Majors and Future Salaries: Should Mom choose your major?

Published November 4, 2015 4:19pm ET



Some helicopter parents fret about the college major their children pick, and one local news channel has offered a guide on how to avoid a poverty-inducing major.

After offering an anecdote of a student who ended up working at a grocery store and not utilizing his anthropology degree, KLFY in Lafayette, Louisiana gave tips on how to nudge a child in the right direction.

Pulling a list from Forbes on the worst-paid college majors, a cautionary tale is offered. The top 10, by this logic, to avoid are:

  1. Anthropology and archeology
  2. Film, video, and photographic arts
  3. Fine arts
  4. Philosophy and religious studies
  5. Liberal arts
  6. Music
  7. Physical fitness and parks recreation
  8. Commercial art and graphic design
  9. History
  10. English language and literature

Then, 10 tips from a “career coordinator” at Polk State College are given for parents on how to discuss college and goals with their children. While well-meaning, the article comes off as dismissive of student desires. Pushing prospective students into other majors could have negative unintended consequences as well.
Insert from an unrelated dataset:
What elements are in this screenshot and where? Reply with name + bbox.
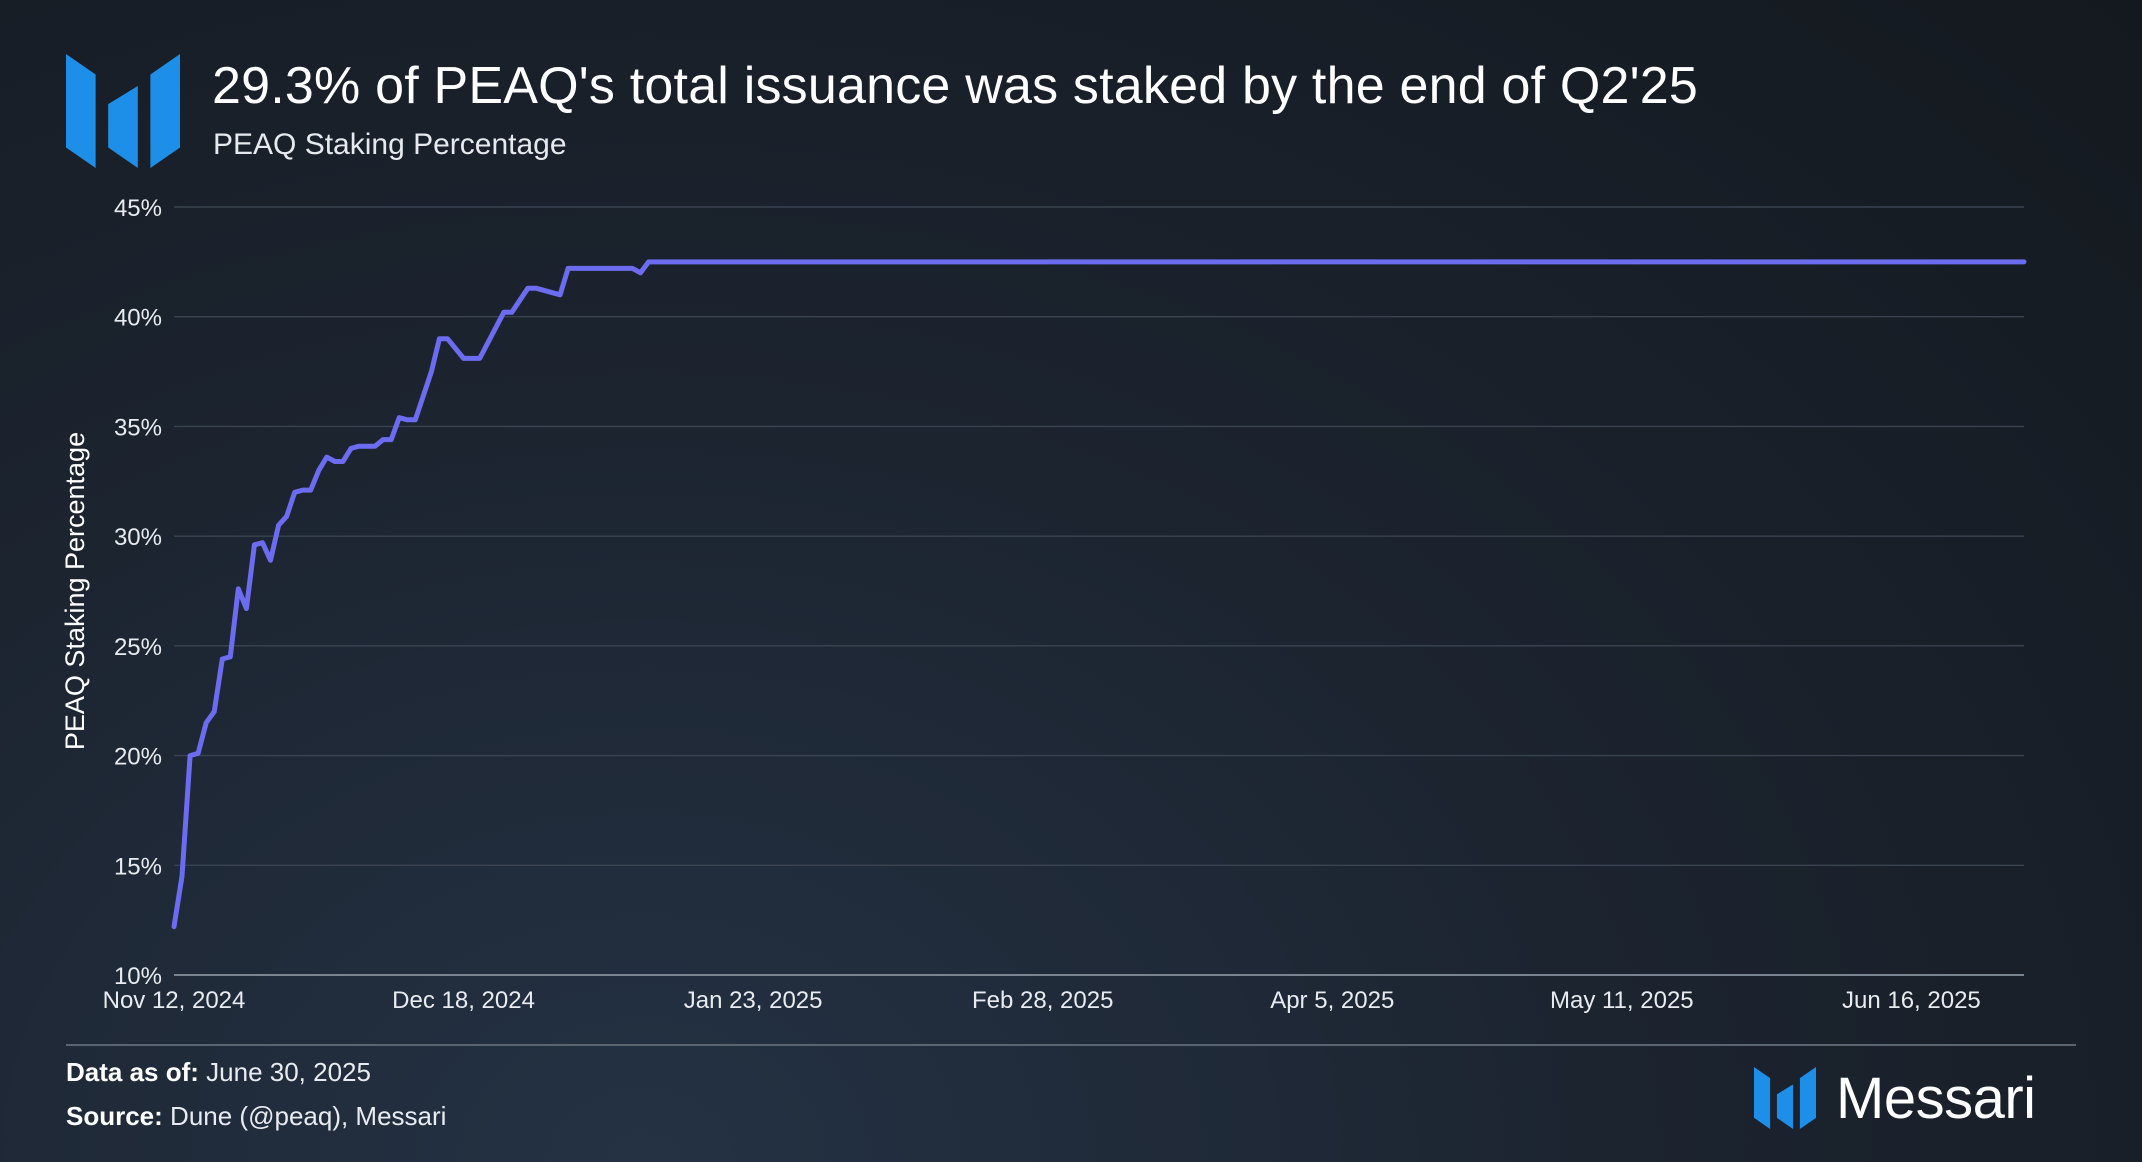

Parents will be naturally conservative when thinking of their children’s careers. A high-paying engineer job for junior is more stable and secure than chasing fame in Hollywood. Parents want their children to succeed, but making sure they’re economically independent comes into play as well. And, when parents age, having a child to rely on is desirable as well.

Those figures, however, are averages. It doesn’t account for individual ability or non-monetary values. Parents who feel it incumbent to inform their children of expected earnings for pursuing a career are exercising good judgment.

Uncertainty, however, is tricky. Average incomes are not guaranteed incomes, and the line between STEM and non-STEM majors blurs more than is assumed. STEM-major earnings might be overestimated, and much-maligned majors such as liberal arts, history, and English provide a strong framework for a wide variety of situations.

If a high salary is the goal, studying music isn’t always the quickest way to achieve it. But the devil is in the details for the worst-paid and best-paid majors alike.